CRISE ÉNERGÉTIQUE DANS L’UE, UNE LUTTE DÉSORGANISÉE À LA PAUVRETÉ

16 January 2023 /

7 min

Inégalités et crise énergétique: je t’aime, moi non plus

L’Union européenne (UE) se trouve aujourd’hui dans une crise multiple qui pourrait tout aussi bien renforcer que menacer son engagement pour la lutte contre la pauvreté. Ces crises, en effet, ont exacerbé les inégalités sociales entre les citoyens européens, au sein et entre les États membres. Il est difficile de déterminer l’impact exact de la crise énergétique sur les ménages les plus pauvres. Cependant, la hausse des factures d’énergie est un fait et ses conséquences sur les budgets des ménages et des entreprises se font déjà sentir.
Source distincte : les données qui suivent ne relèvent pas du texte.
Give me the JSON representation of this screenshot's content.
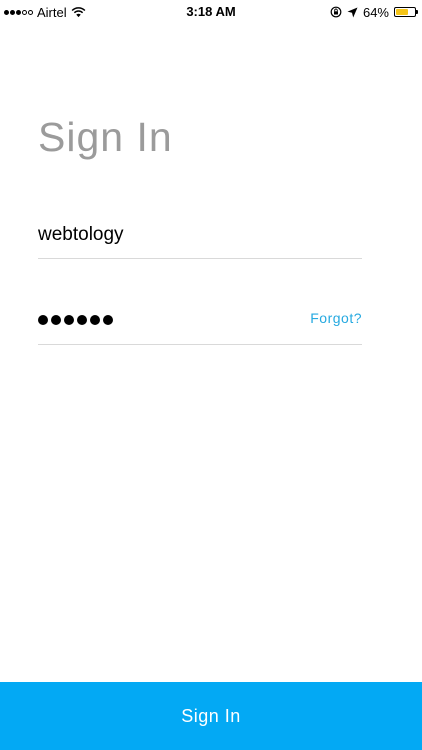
{
  "status_bar": {
    "carrier": "Airtel",
    "time": "3:18 AM",
    "battery": "64%",
    "battery_level": 0.64,
    "signal_bars_filled": 3,
    "signal_bars_total": 5,
    "icons": [
      "signal-icon",
      "wifi-icon",
      "orientation-lock-icon",
      "location-arrow-icon",
      "battery-icon"
    ],
    "battery_color": "#f5c518"
  },
  "login": {
    "title": "Sign In",
    "username_value": "webtology",
    "password_dot_count": 6,
    "forgot_label": "Forgot?",
    "submit_label": "Sign In"
  },
  "colors": {
    "accent": "#03a9f4",
    "link": "#26a9e0",
    "title": "#9b9b9b",
    "divider": "#d9d9d9"
  }
}
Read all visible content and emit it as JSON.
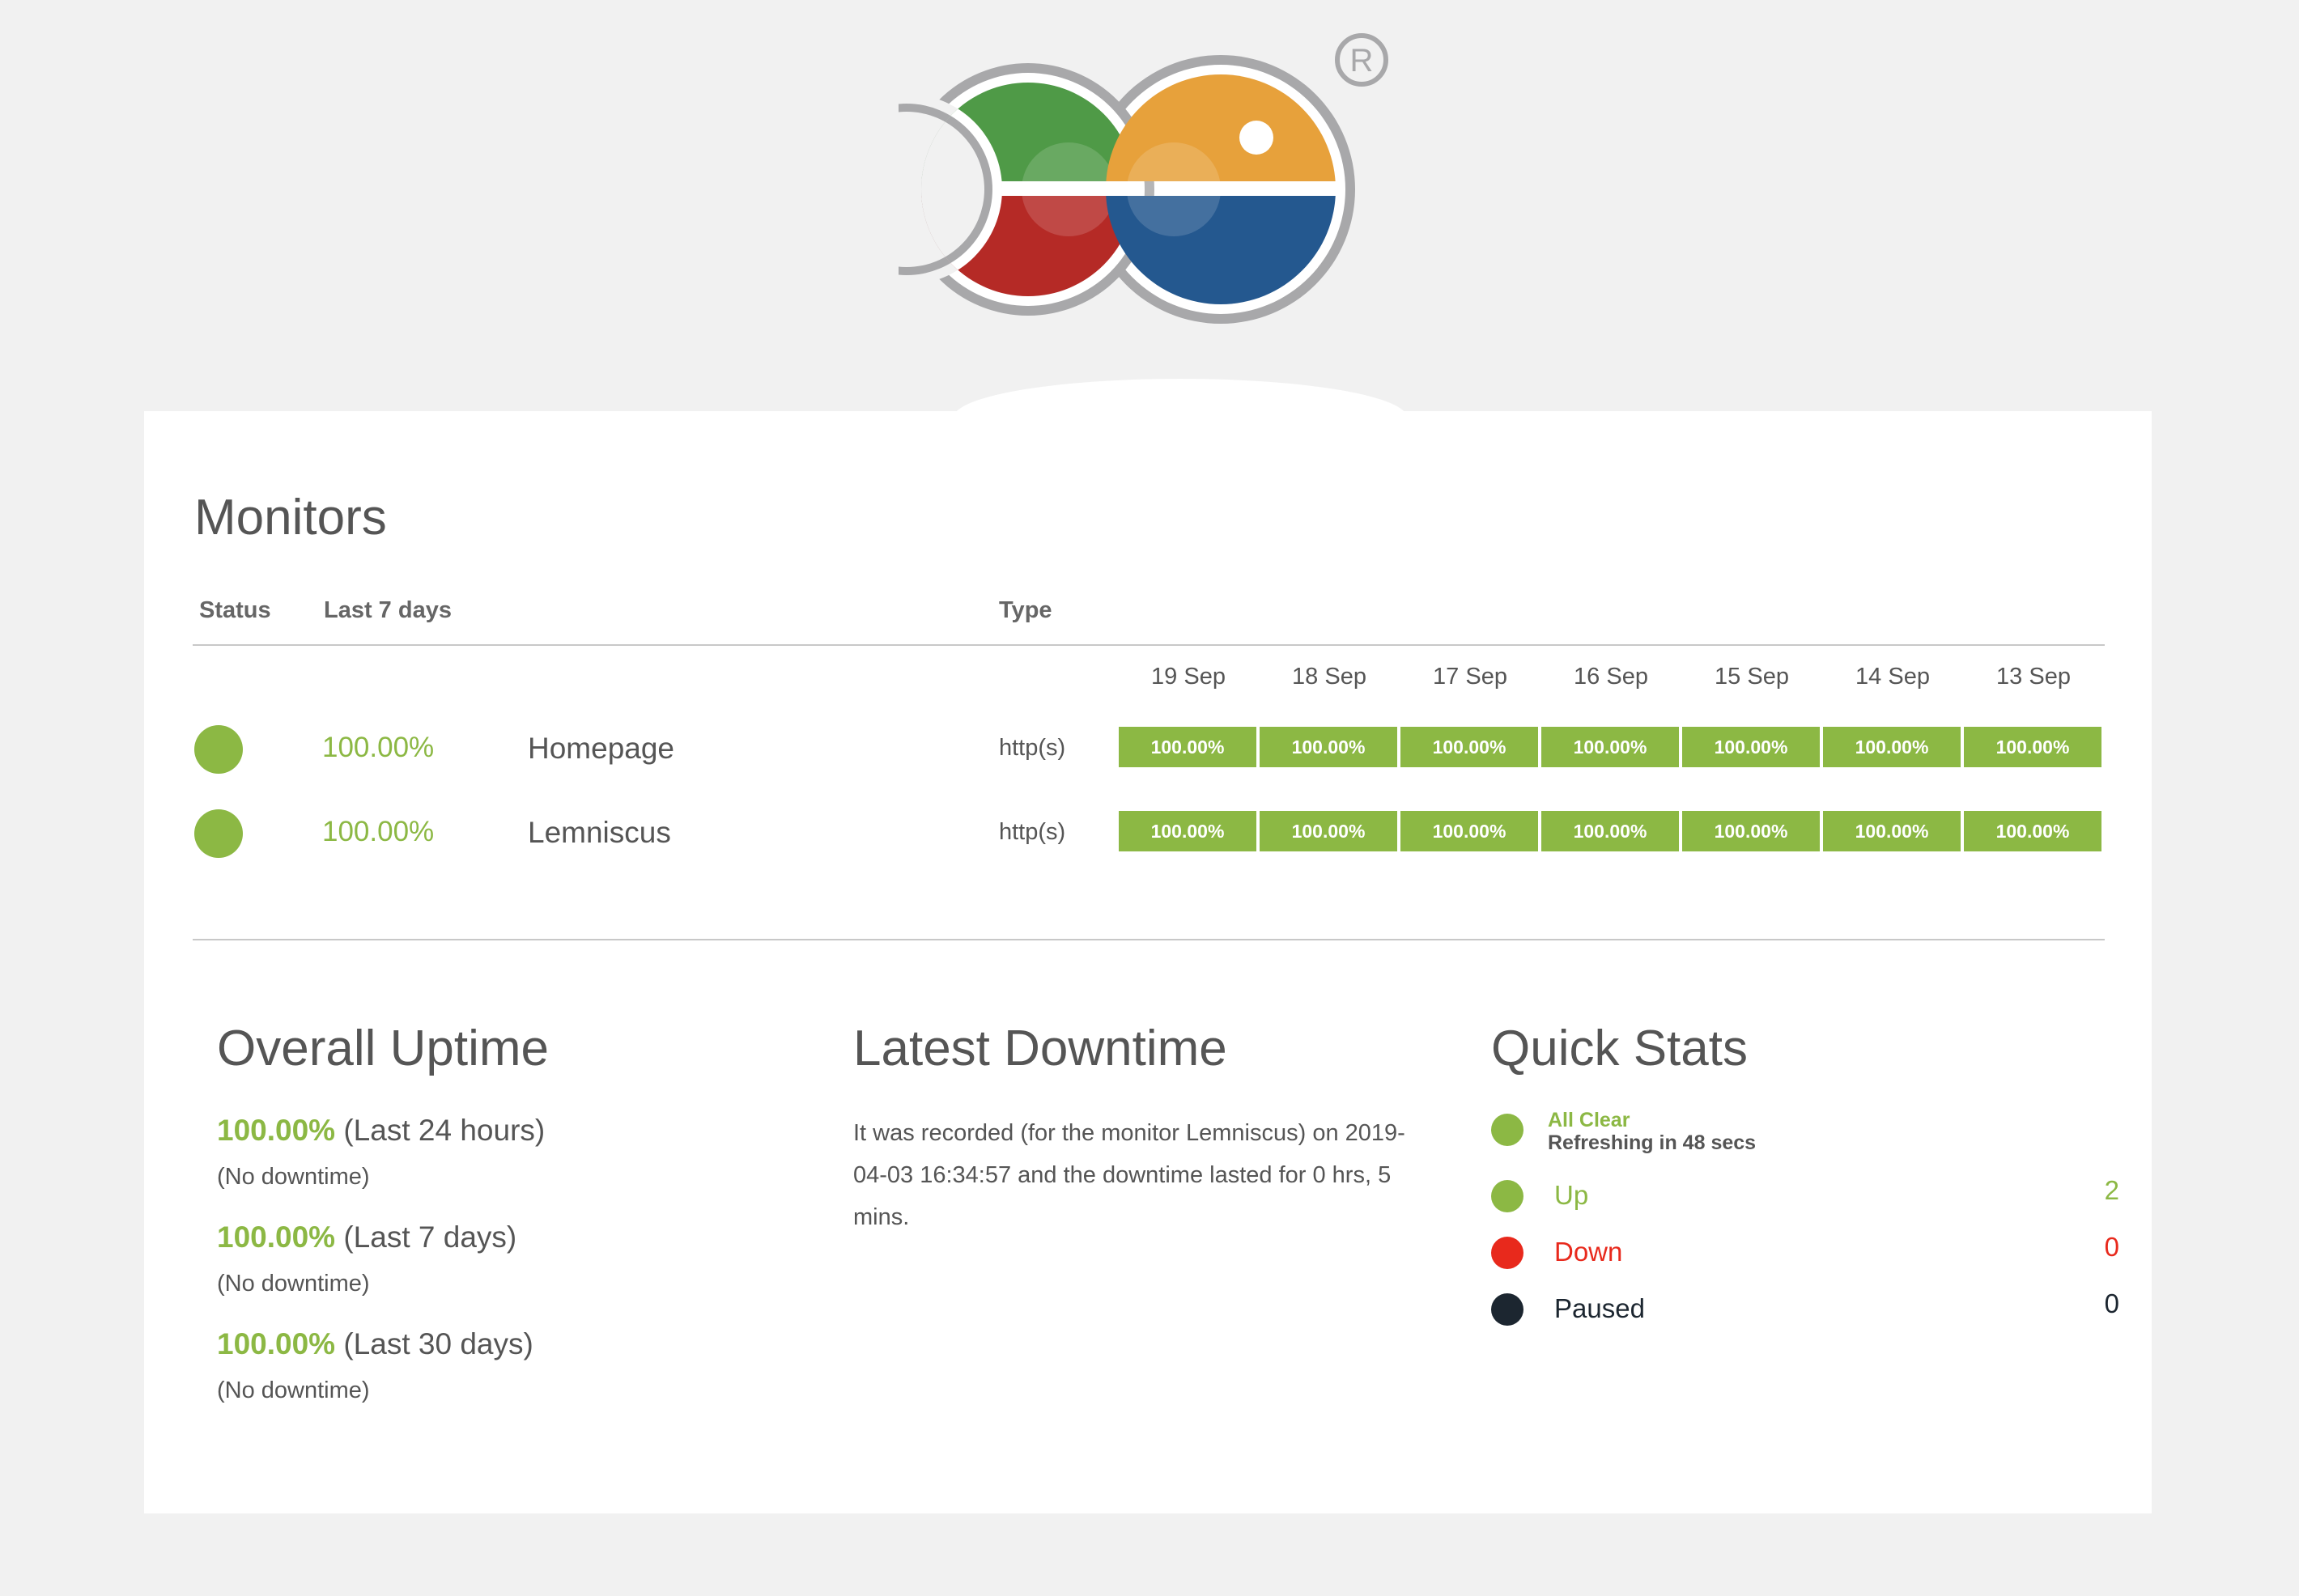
{
  "colors": {
    "accent_green": "#8cb844",
    "down_red": "#e8291c",
    "paused_black": "#1c2630",
    "background": "#f1f1f1"
  },
  "logo": {
    "registered_mark": "®"
  },
  "monitors": {
    "title": "Monitors",
    "headers": {
      "status": "Status",
      "last7": "Last 7 days",
      "type": "Type"
    },
    "dates": [
      "19 Sep",
      "18 Sep",
      "17 Sep",
      "16 Sep",
      "15 Sep",
      "14 Sep",
      "13 Sep"
    ],
    "rows": [
      {
        "status": "up",
        "uptime": "100.00%",
        "name": "Homepage",
        "type": "http(s)",
        "days": [
          "100.00%",
          "100.00%",
          "100.00%",
          "100.00%",
          "100.00%",
          "100.00%",
          "100.00%"
        ]
      },
      {
        "status": "up",
        "uptime": "100.00%",
        "name": "Lemniscus",
        "type": "http(s)",
        "days": [
          "100.00%",
          "100.00%",
          "100.00%",
          "100.00%",
          "100.00%",
          "100.00%",
          "100.00%"
        ]
      }
    ]
  },
  "overall_uptime": {
    "title": "Overall Uptime",
    "items": [
      {
        "pct": "100.00%",
        "period": "(Last 24 hours)",
        "note": "(No downtime)"
      },
      {
        "pct": "100.00%",
        "period": "(Last 7 days)",
        "note": "(No downtime)"
      },
      {
        "pct": "100.00%",
        "period": "(Last 30 days)",
        "note": "(No downtime)"
      }
    ]
  },
  "latest_downtime": {
    "title": "Latest Downtime",
    "text": "It was recorded (for the monitor Lemniscus) on 2019-04-03 16:34:57 and the downtime lasted for 0 hrs, 5 mins."
  },
  "quick_stats": {
    "title": "Quick Stats",
    "all_clear": "All Clear",
    "refreshing": "Refreshing in 48 secs",
    "up_label": "Up",
    "up_count": "2",
    "down_label": "Down",
    "down_count": "0",
    "paused_label": "Paused",
    "paused_count": "0"
  }
}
La crise énergétique peut être considérée comme une crise transversale impactant différents secteurs et avec des conséquences variées. En même temps, cette période de crise énergétique mène à penser à la transition écologique essentielle pour atteindre la résilience énergétique du territoire européen. Il est donc nécessaire tout d’abord de tenir en compte la dimension sociale du Pacte Vert, où la transition verte contribuerait à la réduction des inégalités. 

Précarité énergétique en Europe

On entend souvent parler d’inégalités sociales, mais qu’est ce que cela veut dire concrètement? Pour l’OCDE, les inégalités sont d’abord liées au revenu et mesurées avec plusieurs indicateurs, notamment le coefficient de Gini (indiquant le niveau d’égalité dans la distribution des revenus dans un pays). La Commission Européenne quant à elle, a défini dans le socle européen des droits sociaux en 2017 deux dimensions principales des inégalités: l’inégalité de revenus et l’inégalité de chances. Ce socle européen des droits sociaux définit les bases des nouvelles politiques sociales européennes. La lutte contre les inégalités en Europe est surtout une lutte contre le risque de pauvreté. Les chiffres d’Eurostat montrent qu’entre 2009 et 2019, il y a eu une baisse des inégalités en Belgique, France mais une hausse en Italie et en Allemagne. Néanmoins, face à la crise énergétique, les inégalités de pouvoir d’achat et énergétique des européens ont aussi augmenté. Les ménages subissent en effet une pression à cause de l’augmentation des prix de l’énergie par rapport à la même période en 2021, laissant un bon nombre de ménages dans la précarité.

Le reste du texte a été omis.